In fact, the same idea of God-breathed occurs in Genesis 3 when God created the first man and woman. Clearly, their inspired creation did not include complete freedom from error. No humans are free from error, but we are all God-breathed.
To go further, Jesus himself challenged the idea of inerrancy in several places. In the Sermon on the Mount, Jesus repeats several times, “You have heard it said, but I say to you ...” When he said, “You have heard it said,” he is quoting the Old Testament scriptures. When he then says, “but I say to you,” he corrects the older teaching of scripture, replacing it with new truth. Obviously, Jesus did not view the Bible he used — our Old Testament — as complete and without error.
An inerrant Bible does not guarantee truth. It did not prevent the Bible from being used to justify slavery and witch burning. An inerrant Bible would also require an inerrant interpretation, which would also require an inerrant interpreter, and so on and so on.
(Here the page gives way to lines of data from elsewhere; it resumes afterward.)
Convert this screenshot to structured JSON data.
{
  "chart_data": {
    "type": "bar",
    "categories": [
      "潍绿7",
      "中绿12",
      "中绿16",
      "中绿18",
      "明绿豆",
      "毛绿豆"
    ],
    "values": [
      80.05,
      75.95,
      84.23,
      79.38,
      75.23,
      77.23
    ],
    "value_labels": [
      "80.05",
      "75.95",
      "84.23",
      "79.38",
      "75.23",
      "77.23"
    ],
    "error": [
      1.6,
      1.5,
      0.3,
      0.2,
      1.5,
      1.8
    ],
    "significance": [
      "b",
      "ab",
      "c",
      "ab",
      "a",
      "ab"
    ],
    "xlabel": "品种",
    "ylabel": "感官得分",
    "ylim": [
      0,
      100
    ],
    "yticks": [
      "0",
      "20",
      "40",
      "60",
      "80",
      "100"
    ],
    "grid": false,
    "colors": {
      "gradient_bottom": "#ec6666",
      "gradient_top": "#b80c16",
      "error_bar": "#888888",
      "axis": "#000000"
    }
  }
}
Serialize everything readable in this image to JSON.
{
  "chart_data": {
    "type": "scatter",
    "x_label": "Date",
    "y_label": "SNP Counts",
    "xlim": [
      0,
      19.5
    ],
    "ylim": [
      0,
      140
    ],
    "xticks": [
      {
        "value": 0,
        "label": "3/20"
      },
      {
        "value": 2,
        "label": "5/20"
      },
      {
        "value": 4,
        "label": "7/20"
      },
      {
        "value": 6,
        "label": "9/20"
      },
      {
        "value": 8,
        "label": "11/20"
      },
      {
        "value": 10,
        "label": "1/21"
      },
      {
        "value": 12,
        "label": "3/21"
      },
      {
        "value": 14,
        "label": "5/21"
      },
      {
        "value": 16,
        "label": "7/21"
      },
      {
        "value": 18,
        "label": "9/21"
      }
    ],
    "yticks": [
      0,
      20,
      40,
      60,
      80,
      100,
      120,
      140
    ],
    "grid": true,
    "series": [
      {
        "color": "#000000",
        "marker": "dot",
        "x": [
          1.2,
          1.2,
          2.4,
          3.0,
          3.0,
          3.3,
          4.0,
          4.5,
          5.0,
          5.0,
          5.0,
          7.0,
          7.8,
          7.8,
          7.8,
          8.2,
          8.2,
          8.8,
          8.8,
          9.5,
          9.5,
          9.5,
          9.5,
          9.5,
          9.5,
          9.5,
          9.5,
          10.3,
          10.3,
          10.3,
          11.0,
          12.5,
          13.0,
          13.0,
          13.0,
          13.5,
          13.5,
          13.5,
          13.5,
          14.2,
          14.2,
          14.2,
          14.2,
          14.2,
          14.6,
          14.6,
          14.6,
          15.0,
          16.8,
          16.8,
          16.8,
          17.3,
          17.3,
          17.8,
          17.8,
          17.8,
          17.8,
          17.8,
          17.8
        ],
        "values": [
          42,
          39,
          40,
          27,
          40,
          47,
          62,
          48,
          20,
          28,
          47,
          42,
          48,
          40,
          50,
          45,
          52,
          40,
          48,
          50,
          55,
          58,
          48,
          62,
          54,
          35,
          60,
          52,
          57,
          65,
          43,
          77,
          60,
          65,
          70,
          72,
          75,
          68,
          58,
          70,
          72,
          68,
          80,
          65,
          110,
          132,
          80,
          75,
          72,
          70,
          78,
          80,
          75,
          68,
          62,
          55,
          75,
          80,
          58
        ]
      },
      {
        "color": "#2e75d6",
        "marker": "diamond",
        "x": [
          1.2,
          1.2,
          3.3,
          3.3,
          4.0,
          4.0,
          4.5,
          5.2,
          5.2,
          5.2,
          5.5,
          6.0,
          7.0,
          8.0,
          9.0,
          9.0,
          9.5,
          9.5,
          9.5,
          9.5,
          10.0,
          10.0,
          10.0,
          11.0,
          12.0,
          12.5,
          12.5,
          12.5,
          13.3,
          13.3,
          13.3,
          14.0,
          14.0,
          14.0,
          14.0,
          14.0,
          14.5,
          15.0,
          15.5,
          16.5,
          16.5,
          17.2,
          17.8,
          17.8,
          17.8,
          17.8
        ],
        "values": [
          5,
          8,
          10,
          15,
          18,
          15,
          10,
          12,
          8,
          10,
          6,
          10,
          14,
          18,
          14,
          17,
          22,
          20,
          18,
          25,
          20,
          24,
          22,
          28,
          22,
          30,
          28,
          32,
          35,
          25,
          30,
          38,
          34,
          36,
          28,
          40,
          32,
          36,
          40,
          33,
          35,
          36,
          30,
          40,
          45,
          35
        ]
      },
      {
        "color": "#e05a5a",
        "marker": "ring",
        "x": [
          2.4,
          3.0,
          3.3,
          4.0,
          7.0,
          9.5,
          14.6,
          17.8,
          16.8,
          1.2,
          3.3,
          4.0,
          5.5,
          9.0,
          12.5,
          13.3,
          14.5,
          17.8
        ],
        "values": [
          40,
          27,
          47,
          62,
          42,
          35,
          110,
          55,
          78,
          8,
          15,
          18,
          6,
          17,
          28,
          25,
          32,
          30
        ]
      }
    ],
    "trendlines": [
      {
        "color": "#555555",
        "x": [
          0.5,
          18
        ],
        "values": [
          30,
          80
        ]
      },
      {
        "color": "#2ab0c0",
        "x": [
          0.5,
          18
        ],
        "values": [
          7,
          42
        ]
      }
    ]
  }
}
The Bible is composed of 66 books (73, if you’re Catholic or Anglican), written by 40 different authors, over a period of 1,500 years, representing various cultures and at least three different languages. To interpret every verse (over 30,000 in all) in a way that never contradicts any other verse requires extremely sophisticated and highly implausible linguistic and theological gymnastics. Some may claim to do this, but on whose authority?
Admitting the Bible may contain error or imperfection does not, in any way, take away from its value or inspiration. Millions of lives, from St. Augustine to St. Francis to Martin Luther, just to name a few, have been miraculously changed by reading portions of scripture. The absence or presence of error was irrelevant and had no bearing whatsoever on God’s ability to use the Bible in that way. In fact, it demonstrates the power of God to use imperfection, which should give us all hope.
While I believe the Bible contains errors and contradictions, I also believe it to be God’s inspired word. It is a living document, and it continues to speak to me in very personal and powerful ways. It also contains extremely valuable truths and stories about life and God that help us find peace and fulfillment as human beings.